Some OPML displayers and many blogging software services remove scripts. For example, the WordPress version on which this post is being constructed blocks scripts, which is why there is no video in this post. Intelligent Teams is an example of an environment that allows scripts in its writer as well as in its viewer. Thus it can handle not only video, but most widgets, as well.
3. Add display customization and personalization including text and skins that display those videos in a context of your design. Now you are free! Your materials are no longer enslaved to the look and feel of YouTube, flicker, or any other site. Now your materials enhance your minisite and your brand and image, not simply that of the file hosting platform.
4. Because you have used OPML you now have a portable web site design, viewable in Grazr, OPML Workstation, or any one of a host of other viewers.
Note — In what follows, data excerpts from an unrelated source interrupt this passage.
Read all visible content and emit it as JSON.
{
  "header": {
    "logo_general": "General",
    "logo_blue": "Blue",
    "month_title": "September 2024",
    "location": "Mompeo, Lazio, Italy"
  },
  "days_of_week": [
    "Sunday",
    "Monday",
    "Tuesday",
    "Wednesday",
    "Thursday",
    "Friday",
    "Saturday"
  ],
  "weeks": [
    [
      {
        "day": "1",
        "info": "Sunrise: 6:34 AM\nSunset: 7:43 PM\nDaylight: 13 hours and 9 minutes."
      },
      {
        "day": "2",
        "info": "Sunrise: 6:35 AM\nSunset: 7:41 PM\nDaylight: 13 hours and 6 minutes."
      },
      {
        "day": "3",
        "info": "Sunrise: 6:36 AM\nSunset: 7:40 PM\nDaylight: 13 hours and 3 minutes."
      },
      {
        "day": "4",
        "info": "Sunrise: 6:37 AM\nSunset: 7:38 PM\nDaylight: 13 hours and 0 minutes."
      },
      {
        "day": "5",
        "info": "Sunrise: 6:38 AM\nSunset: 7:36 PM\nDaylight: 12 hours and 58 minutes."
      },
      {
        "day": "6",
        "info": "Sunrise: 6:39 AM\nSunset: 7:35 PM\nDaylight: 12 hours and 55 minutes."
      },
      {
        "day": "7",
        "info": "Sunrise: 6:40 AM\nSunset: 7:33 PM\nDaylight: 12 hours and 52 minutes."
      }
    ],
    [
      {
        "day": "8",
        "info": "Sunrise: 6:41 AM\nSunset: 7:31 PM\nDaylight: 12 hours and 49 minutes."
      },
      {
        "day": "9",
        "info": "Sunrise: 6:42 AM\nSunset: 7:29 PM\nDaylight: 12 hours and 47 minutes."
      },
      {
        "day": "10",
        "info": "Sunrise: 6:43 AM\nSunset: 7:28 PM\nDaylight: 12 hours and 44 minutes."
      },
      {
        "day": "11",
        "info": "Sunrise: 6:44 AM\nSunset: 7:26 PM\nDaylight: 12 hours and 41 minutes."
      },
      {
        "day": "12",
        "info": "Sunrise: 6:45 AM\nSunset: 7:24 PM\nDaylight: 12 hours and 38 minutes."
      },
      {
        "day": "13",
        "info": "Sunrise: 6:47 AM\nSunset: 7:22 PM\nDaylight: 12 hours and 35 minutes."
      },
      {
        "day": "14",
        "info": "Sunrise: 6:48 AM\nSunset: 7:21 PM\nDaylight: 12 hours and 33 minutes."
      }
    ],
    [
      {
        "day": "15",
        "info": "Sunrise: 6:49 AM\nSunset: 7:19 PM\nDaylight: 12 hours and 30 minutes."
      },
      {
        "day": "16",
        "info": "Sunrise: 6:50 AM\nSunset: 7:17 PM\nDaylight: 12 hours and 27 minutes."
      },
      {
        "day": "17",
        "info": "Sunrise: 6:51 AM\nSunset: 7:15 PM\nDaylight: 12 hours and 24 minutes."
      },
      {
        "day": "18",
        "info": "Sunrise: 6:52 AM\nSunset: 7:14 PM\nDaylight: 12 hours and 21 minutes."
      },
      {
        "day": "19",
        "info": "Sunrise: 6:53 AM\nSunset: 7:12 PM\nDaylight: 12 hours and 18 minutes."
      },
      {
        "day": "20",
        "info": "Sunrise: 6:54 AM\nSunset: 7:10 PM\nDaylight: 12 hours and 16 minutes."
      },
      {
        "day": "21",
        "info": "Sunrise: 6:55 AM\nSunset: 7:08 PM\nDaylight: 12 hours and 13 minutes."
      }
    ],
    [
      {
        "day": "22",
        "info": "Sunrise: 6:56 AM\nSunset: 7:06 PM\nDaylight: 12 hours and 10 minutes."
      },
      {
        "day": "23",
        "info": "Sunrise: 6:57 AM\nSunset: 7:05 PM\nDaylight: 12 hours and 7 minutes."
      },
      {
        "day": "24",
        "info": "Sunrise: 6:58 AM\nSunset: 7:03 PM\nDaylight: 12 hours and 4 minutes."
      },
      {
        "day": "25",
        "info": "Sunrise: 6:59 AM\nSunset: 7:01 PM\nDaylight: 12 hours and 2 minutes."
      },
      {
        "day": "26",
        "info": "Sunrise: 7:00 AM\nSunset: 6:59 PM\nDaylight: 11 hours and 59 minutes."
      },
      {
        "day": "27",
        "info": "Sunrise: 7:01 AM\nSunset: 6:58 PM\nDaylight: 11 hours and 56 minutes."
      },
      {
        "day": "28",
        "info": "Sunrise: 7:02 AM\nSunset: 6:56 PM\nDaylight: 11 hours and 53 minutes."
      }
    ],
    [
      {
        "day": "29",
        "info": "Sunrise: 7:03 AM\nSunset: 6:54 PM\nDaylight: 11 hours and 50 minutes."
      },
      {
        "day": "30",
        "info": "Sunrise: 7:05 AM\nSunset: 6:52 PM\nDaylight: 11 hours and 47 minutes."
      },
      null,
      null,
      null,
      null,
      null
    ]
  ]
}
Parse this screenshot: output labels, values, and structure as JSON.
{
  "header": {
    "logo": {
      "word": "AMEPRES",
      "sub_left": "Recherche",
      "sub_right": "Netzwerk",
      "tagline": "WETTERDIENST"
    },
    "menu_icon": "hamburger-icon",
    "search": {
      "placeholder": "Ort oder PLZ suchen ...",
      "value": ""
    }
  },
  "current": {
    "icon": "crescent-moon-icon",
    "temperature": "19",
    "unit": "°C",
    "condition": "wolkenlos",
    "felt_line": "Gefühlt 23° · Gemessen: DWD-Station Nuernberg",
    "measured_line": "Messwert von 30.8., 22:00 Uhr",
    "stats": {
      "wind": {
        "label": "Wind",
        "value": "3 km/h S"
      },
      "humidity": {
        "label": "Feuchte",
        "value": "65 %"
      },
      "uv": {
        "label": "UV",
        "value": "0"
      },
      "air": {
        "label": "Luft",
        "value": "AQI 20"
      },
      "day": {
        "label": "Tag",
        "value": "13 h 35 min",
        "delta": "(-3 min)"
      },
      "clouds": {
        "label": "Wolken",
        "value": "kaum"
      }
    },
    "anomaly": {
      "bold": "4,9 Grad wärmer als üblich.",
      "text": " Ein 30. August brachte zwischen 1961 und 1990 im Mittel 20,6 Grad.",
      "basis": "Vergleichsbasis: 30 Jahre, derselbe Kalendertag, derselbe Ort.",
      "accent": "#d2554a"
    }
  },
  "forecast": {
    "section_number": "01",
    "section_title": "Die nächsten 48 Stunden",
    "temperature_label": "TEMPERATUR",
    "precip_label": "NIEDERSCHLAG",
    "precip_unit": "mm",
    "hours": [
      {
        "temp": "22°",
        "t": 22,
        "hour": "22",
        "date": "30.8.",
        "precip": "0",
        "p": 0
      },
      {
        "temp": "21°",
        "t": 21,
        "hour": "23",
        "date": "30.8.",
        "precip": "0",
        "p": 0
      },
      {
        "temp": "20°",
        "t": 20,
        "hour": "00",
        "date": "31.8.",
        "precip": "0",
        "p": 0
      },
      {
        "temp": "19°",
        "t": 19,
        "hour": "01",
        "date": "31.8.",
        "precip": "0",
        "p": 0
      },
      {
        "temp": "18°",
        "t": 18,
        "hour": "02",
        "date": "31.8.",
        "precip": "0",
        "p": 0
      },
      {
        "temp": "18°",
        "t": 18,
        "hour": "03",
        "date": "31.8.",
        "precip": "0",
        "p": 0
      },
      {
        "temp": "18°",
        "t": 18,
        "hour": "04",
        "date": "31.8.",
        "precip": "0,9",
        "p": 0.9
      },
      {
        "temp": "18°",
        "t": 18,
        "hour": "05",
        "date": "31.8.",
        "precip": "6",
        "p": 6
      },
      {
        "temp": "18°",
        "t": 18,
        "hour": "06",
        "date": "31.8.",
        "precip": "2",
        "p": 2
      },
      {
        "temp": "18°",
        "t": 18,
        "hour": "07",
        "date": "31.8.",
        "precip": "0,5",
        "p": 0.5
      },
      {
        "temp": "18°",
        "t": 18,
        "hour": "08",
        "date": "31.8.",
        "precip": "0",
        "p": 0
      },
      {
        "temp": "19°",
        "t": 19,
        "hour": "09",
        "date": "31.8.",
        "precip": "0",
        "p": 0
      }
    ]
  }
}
When you use OPML you gain portability and transformability. Indeed, you will be able to view your design simultaneously, without altering its core code, in widgets, gadgets, mini-sites, aggregators and so on. No need to choose just one. See John Palfrey on OPML for Teachers, in a widget-maker, for example.
VIII. What is the key transformation we are making in web site architecture?
We are making web sites that take as a given, and as raw material, a rich understory of graphics, text, music and audio, and especially video. Web sites reference this material, organize it, shape its presentation, and guide the experience of each audience member.
From a technical standpoint, the new web is characterised by write once in a display and directory language like OPML, reference many (videos, audios, data sources), and display broadly and prolifically, everywhere.
Write once, reference many, display everywhere!